Review Of "The Postmodern Adventure: Science, Technology, And Cultural Studies At The Third Millenium" By S. Best

Document Type

Book Review

Publication Date

4-1-2002

Published In

Choice

Abstract

We live, say Best (Univ. of Texas, El Paso) and Kellner (UCLA), between modernism and postmodernism. Their suggestive accounts of contemporary fiction (Thomas Pynchon), feminist critics of contemporary science (Sandra Harding, Donna Hardaway), and other postmodernists offer a glimpse of what our "postmodern adventure" might look like.

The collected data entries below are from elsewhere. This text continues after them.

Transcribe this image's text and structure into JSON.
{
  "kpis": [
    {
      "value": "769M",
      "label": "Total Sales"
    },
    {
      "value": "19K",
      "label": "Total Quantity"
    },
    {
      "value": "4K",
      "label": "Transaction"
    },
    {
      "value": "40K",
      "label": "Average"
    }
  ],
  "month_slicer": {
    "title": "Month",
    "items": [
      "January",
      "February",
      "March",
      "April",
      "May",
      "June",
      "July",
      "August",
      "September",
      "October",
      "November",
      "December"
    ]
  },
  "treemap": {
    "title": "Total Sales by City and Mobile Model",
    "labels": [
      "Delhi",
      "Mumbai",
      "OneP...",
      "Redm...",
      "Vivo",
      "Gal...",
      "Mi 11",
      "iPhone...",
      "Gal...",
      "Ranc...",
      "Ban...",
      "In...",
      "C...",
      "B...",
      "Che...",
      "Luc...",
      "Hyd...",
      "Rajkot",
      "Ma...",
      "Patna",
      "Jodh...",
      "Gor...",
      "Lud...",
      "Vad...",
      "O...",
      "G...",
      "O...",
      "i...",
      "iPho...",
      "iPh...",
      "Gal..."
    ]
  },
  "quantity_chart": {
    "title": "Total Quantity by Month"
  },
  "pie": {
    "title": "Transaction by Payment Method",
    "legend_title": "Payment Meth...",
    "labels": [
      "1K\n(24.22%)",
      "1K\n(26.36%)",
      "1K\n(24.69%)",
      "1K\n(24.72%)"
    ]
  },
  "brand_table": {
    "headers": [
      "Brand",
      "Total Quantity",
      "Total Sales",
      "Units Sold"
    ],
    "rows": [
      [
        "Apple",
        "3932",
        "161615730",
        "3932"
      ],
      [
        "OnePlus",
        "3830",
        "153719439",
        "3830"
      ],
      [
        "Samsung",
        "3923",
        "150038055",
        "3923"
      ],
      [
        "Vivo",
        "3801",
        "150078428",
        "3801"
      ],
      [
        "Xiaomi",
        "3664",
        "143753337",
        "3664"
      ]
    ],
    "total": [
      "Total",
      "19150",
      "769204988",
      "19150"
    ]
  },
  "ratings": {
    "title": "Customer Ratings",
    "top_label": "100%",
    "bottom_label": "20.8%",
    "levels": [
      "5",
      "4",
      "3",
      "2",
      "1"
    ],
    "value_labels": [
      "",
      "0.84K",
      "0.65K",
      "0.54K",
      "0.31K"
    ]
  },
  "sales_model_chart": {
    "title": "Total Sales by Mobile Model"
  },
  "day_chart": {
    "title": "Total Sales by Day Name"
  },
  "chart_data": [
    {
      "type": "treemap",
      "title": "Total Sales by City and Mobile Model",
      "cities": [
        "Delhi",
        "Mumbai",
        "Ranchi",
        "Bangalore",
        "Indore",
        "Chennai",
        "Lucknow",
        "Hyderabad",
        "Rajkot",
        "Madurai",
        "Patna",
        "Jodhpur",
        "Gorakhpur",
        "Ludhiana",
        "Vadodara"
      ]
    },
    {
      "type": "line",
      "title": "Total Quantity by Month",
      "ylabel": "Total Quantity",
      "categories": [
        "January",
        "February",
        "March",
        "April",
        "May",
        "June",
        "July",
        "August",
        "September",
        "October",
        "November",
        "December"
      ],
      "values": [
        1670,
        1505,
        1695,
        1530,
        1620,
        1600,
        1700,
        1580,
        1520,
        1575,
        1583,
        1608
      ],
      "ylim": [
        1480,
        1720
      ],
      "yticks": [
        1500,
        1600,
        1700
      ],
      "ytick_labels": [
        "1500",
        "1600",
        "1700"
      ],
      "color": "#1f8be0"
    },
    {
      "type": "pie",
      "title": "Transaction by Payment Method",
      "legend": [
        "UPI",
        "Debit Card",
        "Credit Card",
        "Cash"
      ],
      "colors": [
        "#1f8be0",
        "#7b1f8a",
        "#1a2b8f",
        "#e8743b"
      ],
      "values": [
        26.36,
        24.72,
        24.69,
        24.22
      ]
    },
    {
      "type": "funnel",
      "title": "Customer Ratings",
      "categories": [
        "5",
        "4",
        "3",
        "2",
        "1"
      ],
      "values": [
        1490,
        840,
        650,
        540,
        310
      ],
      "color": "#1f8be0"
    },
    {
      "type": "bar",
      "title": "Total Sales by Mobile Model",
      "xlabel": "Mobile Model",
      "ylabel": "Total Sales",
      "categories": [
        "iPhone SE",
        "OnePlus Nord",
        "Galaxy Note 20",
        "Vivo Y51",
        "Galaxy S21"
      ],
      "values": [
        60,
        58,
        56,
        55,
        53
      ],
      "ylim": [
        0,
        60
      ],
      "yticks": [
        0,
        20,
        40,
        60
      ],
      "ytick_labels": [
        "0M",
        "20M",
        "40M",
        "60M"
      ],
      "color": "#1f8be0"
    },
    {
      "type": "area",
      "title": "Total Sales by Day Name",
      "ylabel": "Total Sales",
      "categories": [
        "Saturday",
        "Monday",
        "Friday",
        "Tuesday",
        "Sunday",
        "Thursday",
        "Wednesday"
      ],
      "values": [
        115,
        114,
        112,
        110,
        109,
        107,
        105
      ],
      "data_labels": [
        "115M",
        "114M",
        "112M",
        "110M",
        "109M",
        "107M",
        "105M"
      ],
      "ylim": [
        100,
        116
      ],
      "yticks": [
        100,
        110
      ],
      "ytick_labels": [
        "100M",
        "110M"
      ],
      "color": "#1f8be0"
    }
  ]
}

All, say the authors, aspire " ... to destabilize natural and self-evident facades; to disrupt oppressive linkages to knowledge with power; to advance counterdiscourses rooted in sites including domestic life, schools, workplaces, and popular culture; to work across disciplinary boundaries; and to promote intellectual and sociopolitical transformation." The authors' ambition leads them to write breathlessly--but clearly--in an episodic style that leaps from literature to war, to science and technology, to human evolution, and to globalization with far more assertion and suggestion than argument. Although they wish to avoid what they call "self-refuting attacks on theory" advanced by some postmodernists like Lyotard, Foucault, and Rorty, it isn't clear that their own "multiperspectival" approach provides criteria for distinguishing sense from nonsense. As a book encouraging its readers to read and think about the authors and issues they discuss, it is commendable. Whether one thinks that the postmodern adventure is worth the trip, however, remains problematic. General readers; lower- and upper-division undergraduates.